Introduction to Rhodium Bullion
- Written by Administrator
Introduction to Rhodium Bullion
By Doug West
Rhodium is a very rare metal. By rare, I mean it four times rarer than gold. In this article I want to go over some of the basics of rhodium bullion, including, uses of the metal, price history, and how this metal is traded.
In the world of precious metals rhodium is part of the Platinum Group of Metals (PGM). Like gold and silver rhodium is measured in Troy ounces (31.1 grams). Rhodium is a hard white silvery looking metal and is similar to platinum and palladium chemically. It is very resistant to corrosion and is a good conductor of electricity. Rhodium has a chemical symbol of Rh and has an atomic number of 45. Rhodium was discovered by British scientist William H. Wollaston in 1803. Mr. Wollaston also discovered palladium.
Rhodium is used as a finish for jewelry, mirrors, and search lights. For example, white gold jewelry is typically plated with rhodium. It is also used in electric connections and is alloyed with platinum for aircraft turbine engine components. Rhodium usage is dominated by automotive catalyst applications where it is used together with platinum and palladium to control exhaust emissions in catalytic converters. Around 80 percent of the rhodium mined goes into catalytic converters.
South Africa is the primary producer of rhodium in the world with 80 percent of the world’s output. Russia and Canada are the next two largest producers of rhodium behind South Africa. Global demand for rhodium is estimated to exceed output for the next several years.
Like all precious metals, the price of rhodium is very volatile. As you can see in figure 1, the price of rhodium has gone from below $500 per Troy ounce to around $10,000 per Troy ounce in just 14 years.

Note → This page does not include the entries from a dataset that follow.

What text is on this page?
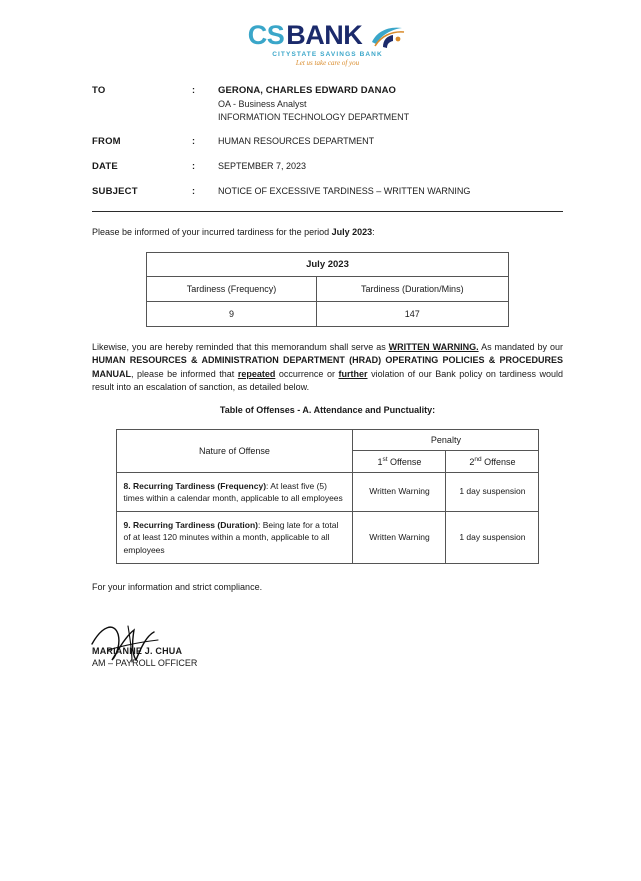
CS BANK
CITYSTATE SAVINGS BANK
Let us take care of you
TO	:	GERONA, CHARLES EDWARD DANAO
OA - Business Analyst
INFORMATION TECHNOLOGY DEPARTMENT
FROM	:	HUMAN RESOURCES DEPARTMENT
DATE	:	SEPTEMBER 7, 2023
SUBJECT	:	NOTICE OF EXCESSIVE TARDINESS – WRITTEN WARNING

Please be informed of your incurred tardiness for the period July 2023:

July 2023	
Tardiness (Frequency)	Tardiness (Duration/Mins)
9	147

Likewise, you are hereby reminded that this memorandum shall serve as WRITTEN WARNING. As mandated by our HUMAN RESOURCES & ADMINISTRATION DEPARTMENT (HRAD) OPERATING POLICIES & PROCEDURES MANUAL, please be informed that repeated occurrence or further violation of our Bank policy on tardiness would result into an escalation of sanction, as detailed below.

Table of Offenses - A. Attendance and Punctuality:
Nature of Offense	Penalty	
	1st Offense	2nd Offense
8. Recurring Tardiness (Frequency): At least five (5) times within a calendar month, applicable to all employees	Written Warning	1 day suspension
9. Recurring Tardiness (Duration): Being late for a total of at least 120 minutes within a month, applicable to all employees	Written Warning	1 day suspension

For your information and strict compliance.

MARIANNE J. CHUA
AM – PAYROLL OFFICER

If you are a rhodium investor, or are thinking about putting money into rhodium bullion, be aware that the price can change dramatically in a very short period of time.
Figure 1 – Price History of Rhodium 2000 to February 2014.
Until just the last few years rhodium billion was not that readily available to the average investor. The Baird Mint in Great Britain seems to be the only source of rhodium for investment. They produce 1/10, ¼, ½, and one ounce bars that are 999 fine. See figure 2 for an example of a Baird Mint rhodium bar. The spot price of rhodium (March 2014) is at $1085.00 per Troy ounce. The 1/10 ounce bars sell for around $210.00 to $230.00. This is a much larger premium over the melt value when compared to gold or platinum 1/10 ounce bullion. The premium on the one ounce bar is around $200.00 to $250.00. Compared to gold and platinum this is a higher premium over the melt value. Higher premiums are expected in small thinly traded markets.
Figure 2 – Tenth Ounce Rhodium Bar from Baird Mint
Owning rhodium bullion may not be for everyone, but, if you like precious metals this is one you may want to own.
Disclaimer: this article is intended solely for information purposes. The opinions are those of the author only. Please conduct additional research and consult your financial advisor before making any investment or trading decisions. No responsibility can be accepted for losses that my result of trading on the basis of this analysis.